Texto alternativo para a imagem Etapas da hemostasia. Ilustração: Leandro Zamonel Rocha.

    Exames laboratoriais iniciais:
  • Contagem de plaquetas;
  • Tempo de protrombina (TAP);
  • Tempo de tromboplastina parcial ativada (PTTa);
  • Tempo de trombina (TT) e fibrinogênio .
    Diagnóstico diferencial conforme os testes de coagulação:
  • PTTa prolongado e TAP normal, com TT normal: Uso de heparina não fracionada; deficiência ou inibidor de fatores VIII (hemofilia A ), IX (hemofilia B) ou XI (hemofilia C); doença de von Willebrand , detecção de anticoagulante lúpico;
  • PTTa normal e TAP prolongado, com TT normal: Deficiência de vitamina K ou uso de antagonista de vitamina K (Varfarina); hepatopatia; deficiência ou inibidor de fator VII (condições raras);
  • PTTa e TAP prolongados, com TT normal: Hepatopatia; intoxicação por Varfarina e Heparina; deficiência ou inibidor de protrombina (fator II) ou dos fatores V ou X (condições raras);
  • PTTa normal ou prolongado, TAP normal ou prolongado e TT prolongado: Deficiência de fibrinogênio (qualitativa ou quantitativa), coagulação intravascular disseminada (CIVD).

Observação! CIVD pode prolongar PTTa, TAP e TT devido ao consumo de fatores de coagulação e fibrinogênio.

Trombocitopenia

Definição: Plaquetas < 150.000/mm³.

A trombocitopenia é comum em pacientes em estado crítico. A maior parte dos casos está relacionada com infecções, quimioterapia, toxicidade de medicamento(s) e CIVD. Está diretamente associada a um pior prognóstico, além de ser considerada um marcador de tempo de internação.

A maioria dos pacientes só apresenta sintomas quando os níveis de plaquetas estão abaixo de 50.000/mm³. O risco de sangramento espontâneo aumenta muito quando plaquetometria abaixo de 20.000/mm³.

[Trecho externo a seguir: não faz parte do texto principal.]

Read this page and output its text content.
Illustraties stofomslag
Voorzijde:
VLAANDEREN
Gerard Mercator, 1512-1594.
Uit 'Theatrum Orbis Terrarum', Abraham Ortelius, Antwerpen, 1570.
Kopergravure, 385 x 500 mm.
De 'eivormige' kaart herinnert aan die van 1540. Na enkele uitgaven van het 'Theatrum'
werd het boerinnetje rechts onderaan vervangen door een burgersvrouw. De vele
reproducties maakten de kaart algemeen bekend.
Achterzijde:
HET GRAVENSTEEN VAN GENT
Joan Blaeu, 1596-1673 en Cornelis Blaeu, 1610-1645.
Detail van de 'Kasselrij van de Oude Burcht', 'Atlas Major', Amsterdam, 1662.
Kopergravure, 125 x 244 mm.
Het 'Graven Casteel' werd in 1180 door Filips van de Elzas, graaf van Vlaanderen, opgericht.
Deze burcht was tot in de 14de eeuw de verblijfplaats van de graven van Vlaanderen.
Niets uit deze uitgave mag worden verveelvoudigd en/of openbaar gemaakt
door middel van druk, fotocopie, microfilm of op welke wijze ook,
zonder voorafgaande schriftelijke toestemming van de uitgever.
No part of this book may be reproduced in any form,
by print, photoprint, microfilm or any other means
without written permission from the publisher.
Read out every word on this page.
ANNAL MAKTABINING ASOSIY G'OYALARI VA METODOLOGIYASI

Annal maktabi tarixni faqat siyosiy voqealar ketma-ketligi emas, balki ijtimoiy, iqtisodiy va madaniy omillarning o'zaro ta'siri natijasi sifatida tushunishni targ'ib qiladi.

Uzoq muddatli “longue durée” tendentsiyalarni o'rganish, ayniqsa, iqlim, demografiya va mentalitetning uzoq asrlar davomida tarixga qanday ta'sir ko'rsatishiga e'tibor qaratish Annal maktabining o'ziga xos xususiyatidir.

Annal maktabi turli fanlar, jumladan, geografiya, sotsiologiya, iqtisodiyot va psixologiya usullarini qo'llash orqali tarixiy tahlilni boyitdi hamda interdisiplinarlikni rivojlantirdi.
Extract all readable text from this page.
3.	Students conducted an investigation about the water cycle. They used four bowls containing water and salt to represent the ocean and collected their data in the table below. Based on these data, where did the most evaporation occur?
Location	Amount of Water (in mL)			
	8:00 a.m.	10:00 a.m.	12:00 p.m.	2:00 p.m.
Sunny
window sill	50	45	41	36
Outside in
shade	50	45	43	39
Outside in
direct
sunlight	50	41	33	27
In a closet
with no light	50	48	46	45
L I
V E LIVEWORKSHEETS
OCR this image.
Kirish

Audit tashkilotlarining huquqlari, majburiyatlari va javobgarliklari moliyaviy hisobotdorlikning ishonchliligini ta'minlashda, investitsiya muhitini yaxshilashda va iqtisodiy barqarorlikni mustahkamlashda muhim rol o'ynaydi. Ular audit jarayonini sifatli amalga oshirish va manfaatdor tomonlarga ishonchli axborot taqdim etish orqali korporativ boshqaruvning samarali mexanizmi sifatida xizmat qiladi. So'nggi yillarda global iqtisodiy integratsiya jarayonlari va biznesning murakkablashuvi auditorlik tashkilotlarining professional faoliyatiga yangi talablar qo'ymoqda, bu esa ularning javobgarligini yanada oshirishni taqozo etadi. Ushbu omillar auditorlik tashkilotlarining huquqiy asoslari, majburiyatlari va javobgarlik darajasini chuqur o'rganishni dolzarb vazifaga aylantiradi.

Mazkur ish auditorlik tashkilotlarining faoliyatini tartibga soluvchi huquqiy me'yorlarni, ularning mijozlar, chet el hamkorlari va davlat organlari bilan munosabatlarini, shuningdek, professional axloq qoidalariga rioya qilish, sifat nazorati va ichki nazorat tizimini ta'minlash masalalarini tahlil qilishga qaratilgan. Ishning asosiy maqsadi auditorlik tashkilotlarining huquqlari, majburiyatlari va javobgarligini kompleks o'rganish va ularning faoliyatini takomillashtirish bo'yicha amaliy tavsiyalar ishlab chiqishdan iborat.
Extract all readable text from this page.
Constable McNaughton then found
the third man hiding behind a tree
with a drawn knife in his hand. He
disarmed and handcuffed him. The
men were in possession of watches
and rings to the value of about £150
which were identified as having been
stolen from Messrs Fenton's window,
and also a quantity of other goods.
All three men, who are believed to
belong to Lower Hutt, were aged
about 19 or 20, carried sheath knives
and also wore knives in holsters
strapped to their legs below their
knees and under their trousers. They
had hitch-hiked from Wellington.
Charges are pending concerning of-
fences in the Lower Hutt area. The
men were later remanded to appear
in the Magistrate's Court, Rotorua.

    Principais sinais e sintomas:
  • Petéquias e equimoses;
  • Gengivorragia e epistaxe;
  • Menorragia;
  • Hemorragia intracraniana (rara, mas potencialmente fatal).
    Principais situações:
  • Indução por medicamentos (ex.: Furosemida, Ácido valproico, Ácido acetilsalicílico, betalactâmicos, Carbamazepina, Quinidina, Fenitoína, diurético tiazídico, Sulfametoxazol-Trimetoprima, Vancomicina) ou toxinas;
  • Microangiopatias trombóticas (síndrome hemolítico-urêmica , púrpura trombocitopênica trombótica ) ;
  • CIVD;
  • Doenças autoimunes (ex.: lúpus eritematoso sistêmico , síndrome do anticorpo antifosfolipídio );
  • Hipertensão portal com hiperesplenismo;
  • Infecções bacterianas e virais (ex.: dengue );
  • Destruição mecânica (ex.: valvopatias, dispositivos intravasculares como balão intra-aórtico);
  • Destruição pós-transfusional ou transfusão maciça ;
  • Gestação: Síndrome HELLP ou trombocitopenia gestacional .
    Emergências médicas:
  • Hemorragia na presença de trombocitopenia grave;
  • Necessidade urgente de procedimentos invasivos na presença de trombocitopenia grave;
  • CIVD: Desordem sistêmica caracterizada por ativação descontrolada do processo de coagulação sanguínea, com risco de trombose e hemorragia;
  • Trombocitopenia induzida por Heparina (HIT, do inglês H eparin-Induced Thrombocytopenia ) : Pode ocorrer a pós exposição à Heparina (não fracionada ou de baixo peso molecular), com formação de anticorpo anti-PF4, que ativa plaquetas causando fenômenos trombóticos arteriais e venosos;
  • Microangiopatia trombótica: Caracteriza-se por trombocitopenia, anemia hemolítica microangiopática e dano orgânico;
  • Trombocitopenia grave na gestação: Deve-se avaliar possibilidade de síndrome HELLP, condição potencialmente fatal, caracterizada por hemólise, elevação das enzimas hepáticas e trombocitopenia.
    Abordagem diagnóstica:
  • Pseudotrombocitopenia (erro laboratorial): Primeira possibilidade a ser excluída. Deve-se avaliar a presença de agregados plaquetários, macroplaquetas e/ou satelitismo plaquetário na lâmina de sangue periférico e repetir a contagem em tubo com citrato (tampa azul – tubo de coagulograma);
  • Recomenda-se a realização de exames complementares conforme a suspeita clínica (ex.: função hepática, coagulograma, pesquisa de autoanticorpos).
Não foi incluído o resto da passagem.